All my experience and insight tells me that IT will be the fulcrum of change in 2009 that pulls us through the recession. IT isn’t the cost-center that needs reigning in, it’s the business investment that will pay dividends.
The ‘recession’ has triggered the corporate survival instinct. Business issues aren’t just those concerning customers’ needs and the marketplace; they’re also about the basic hygiene of running an organization – capital, fixed costs, a focus on core activity, and automation.
Just look at the InformationWeek article . The Top Ten issues for CIOs in 2009 are:
- Customer-Facing Innovation
- Attacking the 80/20 Ratio
- The Challenging Economy
- The Strategic CIO
- Cloud Computing
- The SaaS Effect
- Green Computing
- Radical Desktops
What do you see? Six out of the ten listed are about cost avoidance:
- ‘Attacking the 80/20 Ratio’ challenges the spend on fixed costs and infrastructure, and aims to free up more budget for innovation.
- ‘Cloud Computing’ is a long-term investment to reduce the amount of capital needed by IT and to put the management of technology into hands of experts at lower costs.
- ‘The SaaS Effect’ will continue as CIOs look for higher-value alternatives in software provision, reducing overall cost of ownership.
- ‘Virtualization’ will bring infrastructure costs down, assisting in ‘Attacking the 80/20 Ratio’ too. It enables CIOs to sweat hardware assets and to lower the costs of backup and DR services.
- The goal of ‘Green Computing’ is to reduce energy consumption (and therefore reduce energy costs), as well as encourage recycling.
Looking at the list again, you could say that some of the greatest challenges for IT departments this year is maximizing the value of IT investment, by focusing on efficiency and just as importantly, effectiveness . The two mantras will be:
- Doing things right (efficiency)
- Doing the right things (effectiveness)
Haven’t CIOs and IT professionals always been asked to behave this way, though? Haven’t these technologies been around for a while now, but weren’t taken seriously or de-prioritized below more ‘sexy’ innovation?
Good questions (I tell myself), but taking the cynicism away, the point now is that the economic situation we find ourselves in means we have to take the things IT has been talking about FOR YEARS very seriously now. The world has conspired against itself to put these issues, (no) these solutions , at the forefront of the agenda. No longer are there solutions waiting for a problem!
This New Age of realization that we have to take technology innovations seriously, is upon us. The challenge is to make sure it’s a sustainable investment , which is why (quite rightly) a big issue remains on how the CIO becomes (or maintains) the position of a ‘Strategic CIO ‘. Interventions to bring about Efficiency and Effectiveness shouldn’t just be tactical. A long-term plan of continuous innovation in the above areas is needed.
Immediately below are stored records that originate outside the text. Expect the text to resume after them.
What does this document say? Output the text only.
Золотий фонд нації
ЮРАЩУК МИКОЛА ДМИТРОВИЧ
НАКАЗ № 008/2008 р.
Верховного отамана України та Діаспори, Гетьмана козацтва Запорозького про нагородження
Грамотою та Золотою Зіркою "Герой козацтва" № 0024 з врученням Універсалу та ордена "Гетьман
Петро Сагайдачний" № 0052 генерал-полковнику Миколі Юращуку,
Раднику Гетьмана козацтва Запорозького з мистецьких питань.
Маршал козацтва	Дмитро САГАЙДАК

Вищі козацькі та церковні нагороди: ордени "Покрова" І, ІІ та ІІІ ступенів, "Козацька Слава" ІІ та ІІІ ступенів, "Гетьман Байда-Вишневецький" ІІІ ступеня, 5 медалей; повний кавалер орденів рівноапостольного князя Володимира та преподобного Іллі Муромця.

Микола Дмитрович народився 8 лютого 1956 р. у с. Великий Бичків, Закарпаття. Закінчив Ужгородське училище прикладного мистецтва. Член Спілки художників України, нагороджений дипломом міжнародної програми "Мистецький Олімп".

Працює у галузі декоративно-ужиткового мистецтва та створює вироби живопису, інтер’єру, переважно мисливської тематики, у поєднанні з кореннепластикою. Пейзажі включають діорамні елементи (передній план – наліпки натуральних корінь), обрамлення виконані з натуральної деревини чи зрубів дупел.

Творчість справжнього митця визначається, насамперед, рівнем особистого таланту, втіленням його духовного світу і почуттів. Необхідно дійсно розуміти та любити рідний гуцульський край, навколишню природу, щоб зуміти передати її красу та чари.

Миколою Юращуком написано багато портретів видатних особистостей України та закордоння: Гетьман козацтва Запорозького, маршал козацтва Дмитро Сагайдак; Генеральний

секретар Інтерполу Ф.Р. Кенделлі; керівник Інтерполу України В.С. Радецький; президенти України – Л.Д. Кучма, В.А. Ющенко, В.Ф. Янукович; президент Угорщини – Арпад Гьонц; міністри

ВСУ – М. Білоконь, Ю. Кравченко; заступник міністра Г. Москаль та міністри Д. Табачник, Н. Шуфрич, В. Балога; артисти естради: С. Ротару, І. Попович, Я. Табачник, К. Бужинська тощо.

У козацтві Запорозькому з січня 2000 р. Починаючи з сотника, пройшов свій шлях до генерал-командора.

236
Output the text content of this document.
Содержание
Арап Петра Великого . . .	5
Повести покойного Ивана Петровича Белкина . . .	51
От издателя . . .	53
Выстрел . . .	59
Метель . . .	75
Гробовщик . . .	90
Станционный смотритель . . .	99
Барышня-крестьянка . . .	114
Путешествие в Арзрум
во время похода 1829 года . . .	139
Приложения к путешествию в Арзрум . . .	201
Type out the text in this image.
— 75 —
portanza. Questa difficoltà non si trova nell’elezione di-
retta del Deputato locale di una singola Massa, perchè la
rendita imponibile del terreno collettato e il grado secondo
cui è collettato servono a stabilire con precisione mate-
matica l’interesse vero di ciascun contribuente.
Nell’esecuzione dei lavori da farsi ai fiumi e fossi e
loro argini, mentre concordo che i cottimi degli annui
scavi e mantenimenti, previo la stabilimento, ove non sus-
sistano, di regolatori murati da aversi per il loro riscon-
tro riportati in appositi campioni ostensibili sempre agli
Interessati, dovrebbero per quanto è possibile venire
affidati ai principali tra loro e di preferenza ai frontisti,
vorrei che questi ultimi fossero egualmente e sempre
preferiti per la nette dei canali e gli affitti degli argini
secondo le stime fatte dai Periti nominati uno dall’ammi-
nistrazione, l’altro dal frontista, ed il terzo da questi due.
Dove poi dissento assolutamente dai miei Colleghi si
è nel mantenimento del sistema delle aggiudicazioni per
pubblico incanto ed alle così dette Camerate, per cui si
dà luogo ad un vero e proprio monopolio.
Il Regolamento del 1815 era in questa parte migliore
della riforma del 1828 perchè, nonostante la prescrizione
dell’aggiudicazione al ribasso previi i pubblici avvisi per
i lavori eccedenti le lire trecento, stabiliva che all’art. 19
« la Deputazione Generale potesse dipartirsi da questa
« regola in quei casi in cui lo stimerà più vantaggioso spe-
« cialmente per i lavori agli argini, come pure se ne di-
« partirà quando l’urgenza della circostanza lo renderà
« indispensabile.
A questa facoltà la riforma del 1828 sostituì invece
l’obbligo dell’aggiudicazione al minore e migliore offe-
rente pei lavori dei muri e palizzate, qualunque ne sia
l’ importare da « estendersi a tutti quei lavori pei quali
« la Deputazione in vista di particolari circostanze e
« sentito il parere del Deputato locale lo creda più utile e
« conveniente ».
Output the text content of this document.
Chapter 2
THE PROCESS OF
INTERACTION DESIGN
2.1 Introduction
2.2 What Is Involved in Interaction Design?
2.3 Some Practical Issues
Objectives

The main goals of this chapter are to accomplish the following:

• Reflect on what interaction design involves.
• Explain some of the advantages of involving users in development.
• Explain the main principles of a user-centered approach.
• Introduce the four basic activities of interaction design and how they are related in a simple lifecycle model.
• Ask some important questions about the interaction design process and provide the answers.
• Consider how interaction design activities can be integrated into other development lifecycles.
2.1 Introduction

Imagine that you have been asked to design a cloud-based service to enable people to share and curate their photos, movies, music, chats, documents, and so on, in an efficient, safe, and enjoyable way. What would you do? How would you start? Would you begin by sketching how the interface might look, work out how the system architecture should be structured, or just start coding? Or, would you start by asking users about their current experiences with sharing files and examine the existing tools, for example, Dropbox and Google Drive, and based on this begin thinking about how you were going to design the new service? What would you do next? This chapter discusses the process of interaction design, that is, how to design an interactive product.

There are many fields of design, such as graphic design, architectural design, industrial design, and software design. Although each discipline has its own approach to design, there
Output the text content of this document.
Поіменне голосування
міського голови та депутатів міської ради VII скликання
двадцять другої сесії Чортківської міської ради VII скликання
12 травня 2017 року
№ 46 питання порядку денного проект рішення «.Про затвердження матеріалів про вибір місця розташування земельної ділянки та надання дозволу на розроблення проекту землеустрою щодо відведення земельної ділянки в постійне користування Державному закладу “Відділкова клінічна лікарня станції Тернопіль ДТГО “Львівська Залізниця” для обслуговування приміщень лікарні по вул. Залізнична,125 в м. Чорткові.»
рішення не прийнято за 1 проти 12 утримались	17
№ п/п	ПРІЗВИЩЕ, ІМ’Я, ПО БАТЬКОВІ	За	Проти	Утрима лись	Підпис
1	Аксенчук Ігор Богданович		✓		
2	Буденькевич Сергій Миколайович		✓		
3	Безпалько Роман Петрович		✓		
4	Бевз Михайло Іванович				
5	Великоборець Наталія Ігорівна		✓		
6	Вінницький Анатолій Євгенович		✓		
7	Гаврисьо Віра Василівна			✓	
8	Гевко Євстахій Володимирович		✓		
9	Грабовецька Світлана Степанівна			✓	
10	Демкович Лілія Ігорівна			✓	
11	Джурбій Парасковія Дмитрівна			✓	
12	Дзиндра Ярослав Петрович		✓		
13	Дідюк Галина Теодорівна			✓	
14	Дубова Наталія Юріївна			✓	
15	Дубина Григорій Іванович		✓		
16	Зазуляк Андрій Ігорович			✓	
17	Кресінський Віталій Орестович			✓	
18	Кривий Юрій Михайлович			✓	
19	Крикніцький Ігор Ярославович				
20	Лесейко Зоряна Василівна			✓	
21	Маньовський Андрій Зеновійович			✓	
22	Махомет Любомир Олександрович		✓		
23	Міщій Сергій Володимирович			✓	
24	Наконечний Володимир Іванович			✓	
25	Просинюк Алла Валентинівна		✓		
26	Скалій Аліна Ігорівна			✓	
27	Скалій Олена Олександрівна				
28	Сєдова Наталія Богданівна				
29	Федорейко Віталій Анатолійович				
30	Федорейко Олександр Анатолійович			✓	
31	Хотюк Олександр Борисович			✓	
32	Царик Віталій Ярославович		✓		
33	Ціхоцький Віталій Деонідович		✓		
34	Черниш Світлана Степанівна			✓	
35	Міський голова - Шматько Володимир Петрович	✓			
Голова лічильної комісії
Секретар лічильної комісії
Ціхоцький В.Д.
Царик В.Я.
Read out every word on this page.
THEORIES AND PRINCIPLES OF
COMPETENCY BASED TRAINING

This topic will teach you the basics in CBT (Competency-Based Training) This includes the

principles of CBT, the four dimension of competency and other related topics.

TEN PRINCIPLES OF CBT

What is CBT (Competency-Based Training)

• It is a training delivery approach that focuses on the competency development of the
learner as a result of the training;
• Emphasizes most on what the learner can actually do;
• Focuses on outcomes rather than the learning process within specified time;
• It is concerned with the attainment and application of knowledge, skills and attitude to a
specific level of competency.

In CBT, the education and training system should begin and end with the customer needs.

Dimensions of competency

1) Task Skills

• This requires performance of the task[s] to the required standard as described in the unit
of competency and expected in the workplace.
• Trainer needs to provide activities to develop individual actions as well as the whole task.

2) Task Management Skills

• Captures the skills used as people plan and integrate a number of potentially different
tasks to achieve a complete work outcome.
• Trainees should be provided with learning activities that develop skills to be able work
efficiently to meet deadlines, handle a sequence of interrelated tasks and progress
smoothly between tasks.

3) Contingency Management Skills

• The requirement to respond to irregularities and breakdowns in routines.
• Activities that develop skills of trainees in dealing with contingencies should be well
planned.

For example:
I like what Eric Brown says on his blog, who also comments about InformationWeek’s article. To quote Eric:
If CIO’s focus on the three main areas of Leadership, Strategy and Technology,then the “Top 10 Issues for 2009? or “Top 10 Issues for 2020? will be easy to solve. Why? Because the CIO and IT Leadership should have been leading the IT group to a proper technology strategy that aligns with the business strategy.
The twist I’d add is that the recession has brought some forgotten truth’s into business:
We must run efficient and effectives organizations and exploit technologies that enable us to do that AHEAD OF THE ECONOMIC CYCLE.
So a key element of ‘Business Strategy’ should be to always ensure that operations are efficient and effective whilst also pioneering in their market, in whatever the organization does. Doing so means survival and stability in tough times, and the truth is, that’s what customers want – not bells and whistles!
‘Staying Employed’ must the last concern of CIOs right now – there is a lot of work ahead!